We've all been through a lot of crap, adoptee and nmoms. For the majority of us, none of it was our fault (moms and adoptees) nor were you unloved and forgotten (adoptees). Like the child who is born with a genetic defect and learns to live well with that defect (see references to Stephen Hawking from my previous post), it all falls into the category of "shit happens." The thing is, are we going to let the Industry and the NCFA and the legislative toadies get away with it, scott-free?

Anger is just an emotion, neither good nor bad, neither right nor wrong. Finding a constructive and worthy outlet for that anger is a lot better than letting it fester inside us, warping our perceptions and fuelling poor choices. I learned this from my treatment and, mostly, from Minnie O. I don't do it perfectly because it is a process and a journey..not a permanent fix nor a destination reached. But I am a lot happier for keeping at it.

We're all special but none of us are so exalted above or pushed below others as to be so very, very unique. I'm okay as long as I remember that I have no control over anyone or anything else but myself, that life is real and that shit happens.


Carlynne Hershberger, CPSA said...

I like this post! It reminds me of the day I woke up and realized that I had been having a rant in my head, every morning while showering, for literally years. I was ranting and raging at the people who railroaded me into losing my daughter. The same tape played on and on, I got angrier and angrier and then one day I noticed that those other people were just going about their business. They weren't thinking about it, didn't hear my rant, just had a merry ole day.
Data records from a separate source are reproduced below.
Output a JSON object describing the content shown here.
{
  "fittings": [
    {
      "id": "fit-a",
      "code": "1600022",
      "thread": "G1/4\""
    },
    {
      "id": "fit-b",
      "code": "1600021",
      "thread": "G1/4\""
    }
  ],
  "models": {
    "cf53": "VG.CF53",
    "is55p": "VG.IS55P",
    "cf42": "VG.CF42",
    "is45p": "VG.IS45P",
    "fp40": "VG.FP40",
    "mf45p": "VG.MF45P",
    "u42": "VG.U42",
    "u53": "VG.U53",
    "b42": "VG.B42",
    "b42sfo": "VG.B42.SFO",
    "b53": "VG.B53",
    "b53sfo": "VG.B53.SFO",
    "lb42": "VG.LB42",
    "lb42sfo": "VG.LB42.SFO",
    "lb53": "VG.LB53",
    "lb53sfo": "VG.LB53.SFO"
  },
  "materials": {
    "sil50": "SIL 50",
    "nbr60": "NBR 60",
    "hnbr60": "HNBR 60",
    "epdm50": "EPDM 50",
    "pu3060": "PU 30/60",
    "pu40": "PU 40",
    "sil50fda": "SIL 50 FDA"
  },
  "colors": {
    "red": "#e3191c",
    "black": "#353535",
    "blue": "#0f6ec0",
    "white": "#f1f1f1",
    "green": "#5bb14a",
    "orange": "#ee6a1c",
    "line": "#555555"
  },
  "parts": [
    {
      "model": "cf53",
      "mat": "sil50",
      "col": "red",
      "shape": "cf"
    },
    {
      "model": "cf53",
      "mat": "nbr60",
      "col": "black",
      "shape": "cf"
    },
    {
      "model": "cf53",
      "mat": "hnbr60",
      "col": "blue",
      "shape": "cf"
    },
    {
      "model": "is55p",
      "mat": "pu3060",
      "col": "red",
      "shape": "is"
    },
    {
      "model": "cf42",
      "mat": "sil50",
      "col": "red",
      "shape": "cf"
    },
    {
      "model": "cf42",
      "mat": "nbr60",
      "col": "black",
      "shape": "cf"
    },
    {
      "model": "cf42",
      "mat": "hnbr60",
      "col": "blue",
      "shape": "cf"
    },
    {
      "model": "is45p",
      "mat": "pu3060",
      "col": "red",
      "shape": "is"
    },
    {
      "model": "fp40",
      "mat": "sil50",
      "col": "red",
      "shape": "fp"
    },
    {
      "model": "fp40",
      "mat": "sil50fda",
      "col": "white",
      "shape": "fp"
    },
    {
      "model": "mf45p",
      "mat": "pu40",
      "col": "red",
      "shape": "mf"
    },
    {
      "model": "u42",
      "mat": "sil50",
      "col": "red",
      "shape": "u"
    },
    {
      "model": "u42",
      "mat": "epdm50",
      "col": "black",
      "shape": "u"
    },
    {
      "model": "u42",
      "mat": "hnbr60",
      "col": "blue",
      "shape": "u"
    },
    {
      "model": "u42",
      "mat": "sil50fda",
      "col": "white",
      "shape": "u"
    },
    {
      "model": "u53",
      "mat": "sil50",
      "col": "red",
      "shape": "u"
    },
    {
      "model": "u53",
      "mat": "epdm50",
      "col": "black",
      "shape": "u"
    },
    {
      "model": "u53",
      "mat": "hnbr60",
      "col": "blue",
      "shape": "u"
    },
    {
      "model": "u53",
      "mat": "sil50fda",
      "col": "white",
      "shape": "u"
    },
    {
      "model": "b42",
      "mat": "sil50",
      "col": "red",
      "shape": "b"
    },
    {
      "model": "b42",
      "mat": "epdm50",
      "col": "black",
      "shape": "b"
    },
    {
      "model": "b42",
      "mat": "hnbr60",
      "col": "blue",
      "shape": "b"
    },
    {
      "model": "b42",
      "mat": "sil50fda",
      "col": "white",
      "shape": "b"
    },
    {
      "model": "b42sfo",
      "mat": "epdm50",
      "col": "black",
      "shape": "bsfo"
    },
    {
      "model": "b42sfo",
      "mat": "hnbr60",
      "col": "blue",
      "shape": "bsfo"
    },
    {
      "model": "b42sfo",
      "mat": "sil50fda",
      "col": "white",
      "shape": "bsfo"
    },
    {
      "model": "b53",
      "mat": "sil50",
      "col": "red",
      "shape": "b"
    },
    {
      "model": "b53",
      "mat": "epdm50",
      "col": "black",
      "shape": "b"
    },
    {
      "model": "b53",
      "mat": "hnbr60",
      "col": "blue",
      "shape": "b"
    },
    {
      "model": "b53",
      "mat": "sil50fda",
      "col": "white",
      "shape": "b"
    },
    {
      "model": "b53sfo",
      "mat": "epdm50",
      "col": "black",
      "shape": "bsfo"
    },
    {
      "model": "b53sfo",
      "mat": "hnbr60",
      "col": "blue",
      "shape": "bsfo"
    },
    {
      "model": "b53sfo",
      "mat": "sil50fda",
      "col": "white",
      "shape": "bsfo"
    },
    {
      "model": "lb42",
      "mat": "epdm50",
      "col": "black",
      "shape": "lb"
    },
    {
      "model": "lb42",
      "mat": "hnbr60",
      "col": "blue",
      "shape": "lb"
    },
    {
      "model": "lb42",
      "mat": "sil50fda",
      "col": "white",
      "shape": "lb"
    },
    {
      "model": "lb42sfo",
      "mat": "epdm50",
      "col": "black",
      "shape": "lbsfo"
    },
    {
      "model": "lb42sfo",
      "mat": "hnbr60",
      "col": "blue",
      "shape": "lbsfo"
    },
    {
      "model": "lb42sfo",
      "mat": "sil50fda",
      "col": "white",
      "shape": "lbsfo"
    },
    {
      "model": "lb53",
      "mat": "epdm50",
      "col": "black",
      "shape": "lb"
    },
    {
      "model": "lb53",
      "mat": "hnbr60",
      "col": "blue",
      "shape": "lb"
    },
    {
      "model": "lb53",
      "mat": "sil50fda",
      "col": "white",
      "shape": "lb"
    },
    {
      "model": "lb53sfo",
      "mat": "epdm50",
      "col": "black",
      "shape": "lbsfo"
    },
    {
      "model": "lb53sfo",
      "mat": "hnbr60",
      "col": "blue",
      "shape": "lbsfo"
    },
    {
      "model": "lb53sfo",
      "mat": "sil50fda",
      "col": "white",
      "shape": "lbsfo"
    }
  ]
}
I wasn't hurting them, just making myself miserable. I finally figured out that I could control what I was thinking about and had to change it. And that changed everything else.

Lori said...

I am still learning this, but it gets easier every day. I realized that while I blog and yell (figuratively) it takes for another to actually hear it to, I blog for me, I blog to show a few of those young women out there that life is not over when they have a child or even when they surrender a child....

I guess that is why I am getting healthier after a lifetime of self-destructive behavior...

How funny that I did not read your post until after I had written mine!

Von said...

Great post, "What have you done to change?" is always such a good question.How fortunate we are to meet Minnie O's in our lives.
Love to post a link if I may.

Robin said...

Certainly, Von. I'm flattered.

ms. marginalia said...

I really like what you say about acknowledging what is beyond our control, and acknowledging feelings, and then trying to come up with a way to integrate things and get the ass out of the ditch.

It is not an simple task, and it certainly is easy to get stuck in the spin cycle of self-reference.

I am not quite sure yet what my plan out of the ditch will be, but I am glad to be in such good company in finding my way forward.